Thanks to these occasional Facebook forays — through which I dispense adorable sheep pictures as if they were medicine — I have been reassured of at least one essential fact. My utter inability to do anything productive after 6 p.m. is not unique to me. That I consider this failing to be not only personal, but also moral, could, in fact, be unique to me, but I suspect not. Either way, I can chalk up my “productivity guilt” to my heritage, the predictable fruit of a family tree that is Protestant, Catholic and Jewish. I can manage to empty the dishwasher after six — perhaps that is enough.
What is enough in this spring of COVID-19 and in this culture of never-enough-ness? And who gets to decide? Right now, I am knocking myself out for my students and I have no idea if it’s too much, not enough or just right. Every little bear — I mean student — is so different. Am I helping enough in the eyes of the young woman from the Bronx who is suddenly taking care of three small cousins and barely has time to think? Am I doing enough for my wealthy student from Long Island who keeps getting told by his peers that he is privileged and “has it easy,” but whose sister died the year before he arrived at the college last month? 

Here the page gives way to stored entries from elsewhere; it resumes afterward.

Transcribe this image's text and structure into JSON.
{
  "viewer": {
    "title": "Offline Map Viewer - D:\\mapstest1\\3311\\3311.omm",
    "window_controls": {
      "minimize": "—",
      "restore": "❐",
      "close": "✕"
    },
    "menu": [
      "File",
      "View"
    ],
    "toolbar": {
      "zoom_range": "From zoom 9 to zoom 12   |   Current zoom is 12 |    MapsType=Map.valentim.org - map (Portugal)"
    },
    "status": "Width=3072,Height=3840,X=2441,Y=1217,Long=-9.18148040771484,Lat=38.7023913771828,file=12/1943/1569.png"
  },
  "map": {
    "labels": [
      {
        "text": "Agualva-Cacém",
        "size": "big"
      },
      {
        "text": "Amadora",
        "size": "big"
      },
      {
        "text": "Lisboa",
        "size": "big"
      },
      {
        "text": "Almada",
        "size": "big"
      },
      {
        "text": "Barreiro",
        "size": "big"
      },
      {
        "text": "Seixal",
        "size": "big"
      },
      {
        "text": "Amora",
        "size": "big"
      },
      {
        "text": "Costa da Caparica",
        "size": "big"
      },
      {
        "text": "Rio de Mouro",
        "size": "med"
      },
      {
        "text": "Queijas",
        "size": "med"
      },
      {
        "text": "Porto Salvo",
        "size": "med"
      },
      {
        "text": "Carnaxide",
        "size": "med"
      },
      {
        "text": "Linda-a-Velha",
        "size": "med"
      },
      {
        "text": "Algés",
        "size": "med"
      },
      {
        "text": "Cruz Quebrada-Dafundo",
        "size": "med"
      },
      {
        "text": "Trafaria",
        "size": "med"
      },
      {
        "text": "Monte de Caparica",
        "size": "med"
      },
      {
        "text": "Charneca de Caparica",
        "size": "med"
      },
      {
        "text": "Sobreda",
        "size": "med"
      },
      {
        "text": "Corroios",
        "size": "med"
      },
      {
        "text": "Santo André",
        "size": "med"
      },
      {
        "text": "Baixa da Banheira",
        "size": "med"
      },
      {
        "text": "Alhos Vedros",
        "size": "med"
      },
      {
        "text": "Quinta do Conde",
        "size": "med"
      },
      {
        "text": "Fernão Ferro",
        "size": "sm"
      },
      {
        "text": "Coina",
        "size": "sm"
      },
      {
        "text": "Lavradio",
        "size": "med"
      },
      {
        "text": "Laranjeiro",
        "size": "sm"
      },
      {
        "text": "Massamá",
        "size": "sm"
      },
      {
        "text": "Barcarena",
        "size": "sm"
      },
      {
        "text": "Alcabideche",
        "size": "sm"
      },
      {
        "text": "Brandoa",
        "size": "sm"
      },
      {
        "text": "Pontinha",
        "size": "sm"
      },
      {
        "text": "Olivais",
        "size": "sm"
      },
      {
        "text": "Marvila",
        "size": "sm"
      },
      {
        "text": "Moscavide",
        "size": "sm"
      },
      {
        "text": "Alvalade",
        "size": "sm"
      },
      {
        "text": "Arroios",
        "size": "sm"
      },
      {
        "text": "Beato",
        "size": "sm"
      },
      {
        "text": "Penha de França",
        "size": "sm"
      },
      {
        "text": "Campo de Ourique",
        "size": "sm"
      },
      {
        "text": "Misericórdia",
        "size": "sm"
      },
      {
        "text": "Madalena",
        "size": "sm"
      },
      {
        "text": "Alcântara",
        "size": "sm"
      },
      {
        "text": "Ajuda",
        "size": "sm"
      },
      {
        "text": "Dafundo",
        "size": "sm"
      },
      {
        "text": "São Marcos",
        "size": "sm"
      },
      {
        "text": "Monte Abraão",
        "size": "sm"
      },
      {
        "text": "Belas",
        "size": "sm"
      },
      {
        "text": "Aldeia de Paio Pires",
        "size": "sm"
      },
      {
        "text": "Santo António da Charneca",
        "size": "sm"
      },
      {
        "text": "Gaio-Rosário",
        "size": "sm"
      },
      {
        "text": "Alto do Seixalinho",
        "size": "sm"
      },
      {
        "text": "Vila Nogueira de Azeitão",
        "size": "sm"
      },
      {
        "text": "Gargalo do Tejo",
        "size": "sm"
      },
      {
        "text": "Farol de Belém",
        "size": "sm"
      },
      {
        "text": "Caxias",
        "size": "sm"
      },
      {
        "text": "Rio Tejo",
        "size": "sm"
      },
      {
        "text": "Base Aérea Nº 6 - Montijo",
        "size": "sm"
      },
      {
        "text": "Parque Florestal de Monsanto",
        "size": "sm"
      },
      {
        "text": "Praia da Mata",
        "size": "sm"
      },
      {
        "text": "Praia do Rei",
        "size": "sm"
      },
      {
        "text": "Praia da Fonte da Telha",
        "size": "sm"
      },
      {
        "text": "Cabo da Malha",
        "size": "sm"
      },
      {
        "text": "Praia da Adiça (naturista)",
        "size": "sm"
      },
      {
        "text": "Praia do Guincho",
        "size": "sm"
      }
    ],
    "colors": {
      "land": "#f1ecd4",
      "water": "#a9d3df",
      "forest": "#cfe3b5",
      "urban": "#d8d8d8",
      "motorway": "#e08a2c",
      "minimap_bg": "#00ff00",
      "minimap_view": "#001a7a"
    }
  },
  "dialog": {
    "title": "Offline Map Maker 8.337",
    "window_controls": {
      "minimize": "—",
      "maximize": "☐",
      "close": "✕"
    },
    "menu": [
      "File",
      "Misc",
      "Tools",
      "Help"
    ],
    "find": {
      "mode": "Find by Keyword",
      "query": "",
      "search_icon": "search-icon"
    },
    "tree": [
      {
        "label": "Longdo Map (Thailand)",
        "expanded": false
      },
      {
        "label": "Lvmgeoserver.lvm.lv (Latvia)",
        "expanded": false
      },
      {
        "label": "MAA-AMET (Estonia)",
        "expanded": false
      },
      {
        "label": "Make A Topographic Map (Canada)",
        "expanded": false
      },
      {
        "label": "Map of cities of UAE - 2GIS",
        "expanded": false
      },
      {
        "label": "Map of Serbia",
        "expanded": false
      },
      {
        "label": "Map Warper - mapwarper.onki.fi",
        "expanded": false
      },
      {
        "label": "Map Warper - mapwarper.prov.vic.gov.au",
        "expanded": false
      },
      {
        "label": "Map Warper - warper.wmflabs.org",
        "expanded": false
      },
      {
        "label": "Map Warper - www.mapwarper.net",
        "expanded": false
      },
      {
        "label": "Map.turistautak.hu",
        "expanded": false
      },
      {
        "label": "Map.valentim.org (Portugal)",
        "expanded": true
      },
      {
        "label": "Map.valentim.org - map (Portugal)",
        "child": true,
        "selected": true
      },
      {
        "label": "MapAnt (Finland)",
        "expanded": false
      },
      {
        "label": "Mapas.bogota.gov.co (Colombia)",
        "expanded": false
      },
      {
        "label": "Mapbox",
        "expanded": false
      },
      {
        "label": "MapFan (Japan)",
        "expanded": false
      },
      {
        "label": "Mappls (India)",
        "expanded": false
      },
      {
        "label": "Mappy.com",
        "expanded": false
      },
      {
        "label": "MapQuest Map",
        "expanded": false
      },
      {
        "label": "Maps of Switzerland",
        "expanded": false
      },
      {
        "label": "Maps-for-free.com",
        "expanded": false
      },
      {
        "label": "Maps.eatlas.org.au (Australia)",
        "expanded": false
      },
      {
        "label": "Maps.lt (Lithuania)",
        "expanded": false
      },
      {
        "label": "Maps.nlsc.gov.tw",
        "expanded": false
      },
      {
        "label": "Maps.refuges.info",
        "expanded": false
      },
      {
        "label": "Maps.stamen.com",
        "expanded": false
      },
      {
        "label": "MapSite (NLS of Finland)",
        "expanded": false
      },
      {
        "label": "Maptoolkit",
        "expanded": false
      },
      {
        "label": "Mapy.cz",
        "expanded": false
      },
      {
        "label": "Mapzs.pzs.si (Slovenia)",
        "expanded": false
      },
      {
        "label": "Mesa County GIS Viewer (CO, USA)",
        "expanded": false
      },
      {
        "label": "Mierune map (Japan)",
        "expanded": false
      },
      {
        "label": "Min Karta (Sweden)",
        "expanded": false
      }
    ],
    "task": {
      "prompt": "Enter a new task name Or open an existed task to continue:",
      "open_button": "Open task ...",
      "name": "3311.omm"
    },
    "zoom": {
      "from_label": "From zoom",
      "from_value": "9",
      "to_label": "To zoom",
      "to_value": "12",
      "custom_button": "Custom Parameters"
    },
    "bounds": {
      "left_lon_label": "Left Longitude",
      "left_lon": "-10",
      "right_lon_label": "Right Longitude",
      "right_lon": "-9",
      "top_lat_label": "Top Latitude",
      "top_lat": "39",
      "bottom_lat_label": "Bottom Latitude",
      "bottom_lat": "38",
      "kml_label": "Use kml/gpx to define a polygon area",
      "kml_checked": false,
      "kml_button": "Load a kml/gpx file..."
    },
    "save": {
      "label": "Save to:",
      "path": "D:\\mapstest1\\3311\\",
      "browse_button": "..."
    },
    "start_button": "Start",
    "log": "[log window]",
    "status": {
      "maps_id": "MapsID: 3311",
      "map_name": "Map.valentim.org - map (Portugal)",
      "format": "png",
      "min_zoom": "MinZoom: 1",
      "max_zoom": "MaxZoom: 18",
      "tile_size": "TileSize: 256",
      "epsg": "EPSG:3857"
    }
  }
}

I am reading my students’ eloquent reflections on the various “sit spots” they found on campus in their first five weeks of our environmental humanities class. I’ve read student “Environmental Imagination Projects” for over a decade, but this is the first time I’ve read them as micro-memoirs written in exile. They read like psalms from Babylon. I wipe away tears and scratch comments in the margins. They need these papers back, but the going is slow because I feel every word. They miss the campus. They miss their friends. They miss the young-adult lives they were birthing themselves into before they were sent home. And I miss them. I grieve the spring that we didn’t get to have, then ask myself if such grief is “legitimate” when so many people are dying.

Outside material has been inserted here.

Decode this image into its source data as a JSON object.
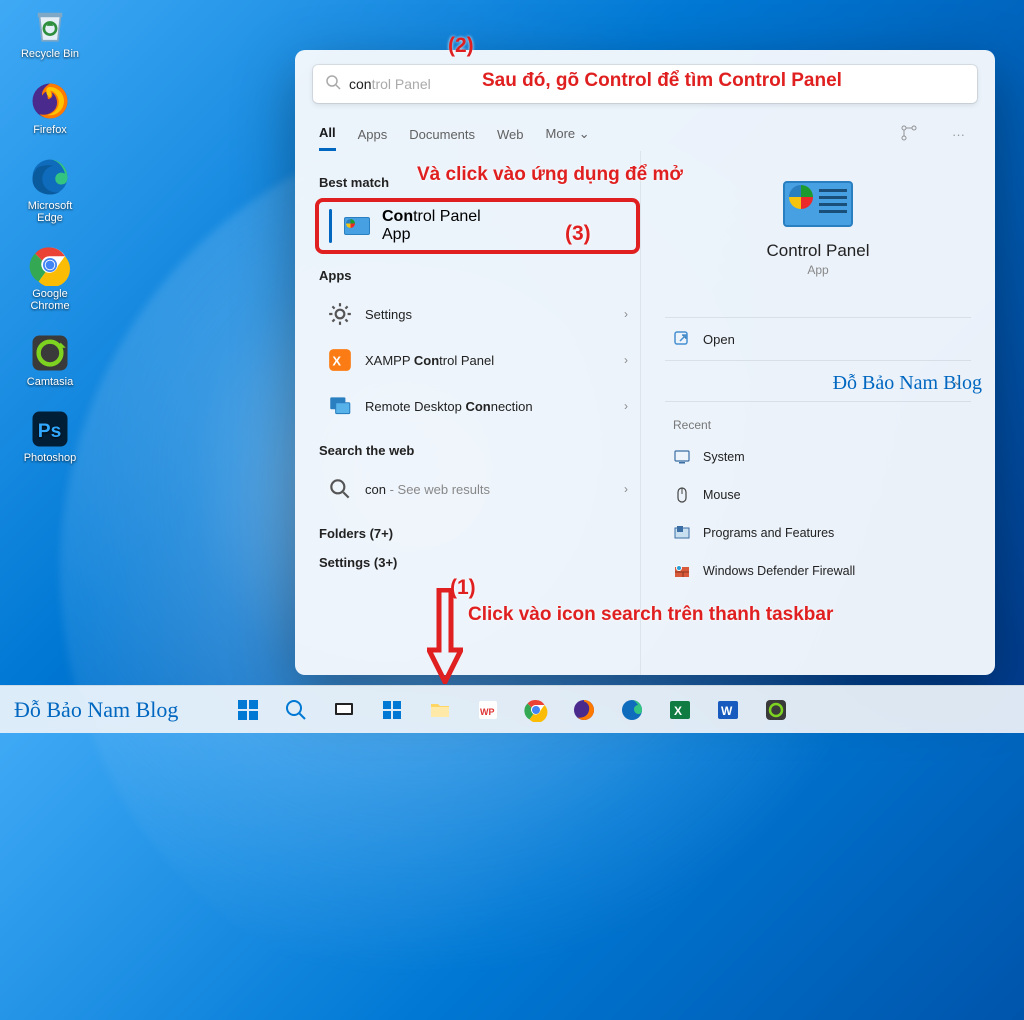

Don’t get me wrong. I’m not saying that I won’t leap at the chance to shut down my Zoom room, recover my eyesight and return to the more scholarly and solitary pursuits that always enliven my summers. But right now, for all kinds of reasons, teaching seems to have become a “healing profession,” if not for my students, then at least for me. And it is the only one I remotely know how to do (and now can do remotely). I am not a doctor, or a grocery store clerk or the brave, exhausted UPS driver who is keeping us so well supplied. I am simply hoping to keep my students engaged with what I think are Big and Worthy Questions — and engaged in a way that will get them through this time, however long it is going to be. I’m going to have to trust that this is enough.

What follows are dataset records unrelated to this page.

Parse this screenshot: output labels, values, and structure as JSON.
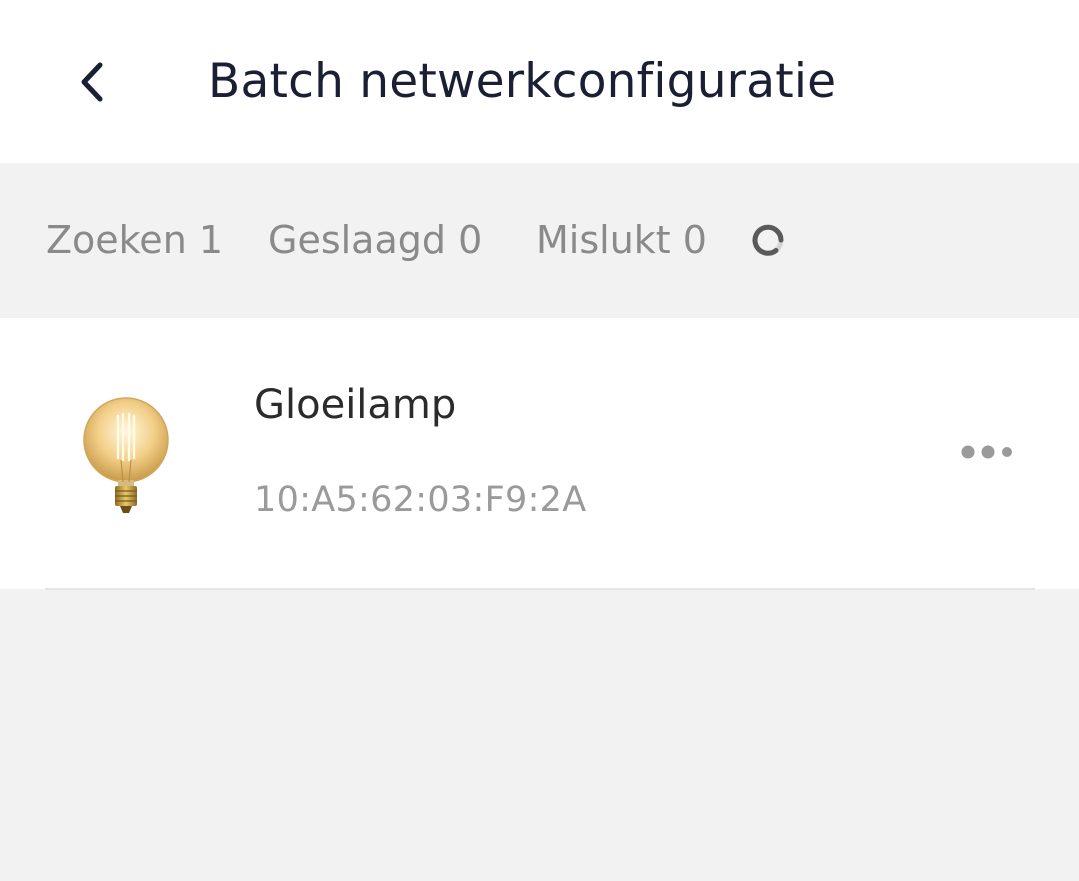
{
  "header": {
    "back_icon": "chevron-left-icon",
    "title": "Batch netwerkconfiguratie"
  },
  "status": {
    "searching": "Zoeken 1",
    "succeeded": "Geslaagd 0",
    "failed": "Mislukt 0",
    "loading_icon": "spinner-icon"
  },
  "devices": [
    {
      "name": "Gloeilamp",
      "mac": "10:A5:62:03:F9:2A",
      "icon": "light-bulb-icon",
      "more_icon": "more-dots-icon"
    }
  ],
  "colors": {
    "title": "#1b1f33",
    "status_text": "#8a8a8a",
    "background": "#f2f2f2",
    "card": "#ffffff"
  }
}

That is what it has been like for me. And I hope that my telling of it is in some way helpful for you. 
AUTHOR’S NOTE: While the student stories here are essentially true, many identifying details have been changed to protect their anonymity. Heartfelt thanks to the students, staff, faculty and administrators at Middlebury College who have kept me inspired throughout this semester, with a special bow of gratitude to Bill Koulopoulos who has patiently guided me over every remote teaching hurdle. Finally, our delicious maple syrup comes from Last Resort Farm in Monkton. Please support your local farmers!
Rebecca Kneale Gould is a writer and Associate Professor of Environmental Studies at Middlebury College, focusing on comparative religion and the environmental humanities. She lives in Monkton where she tends — and is tended by — a small flock of adorable sheep.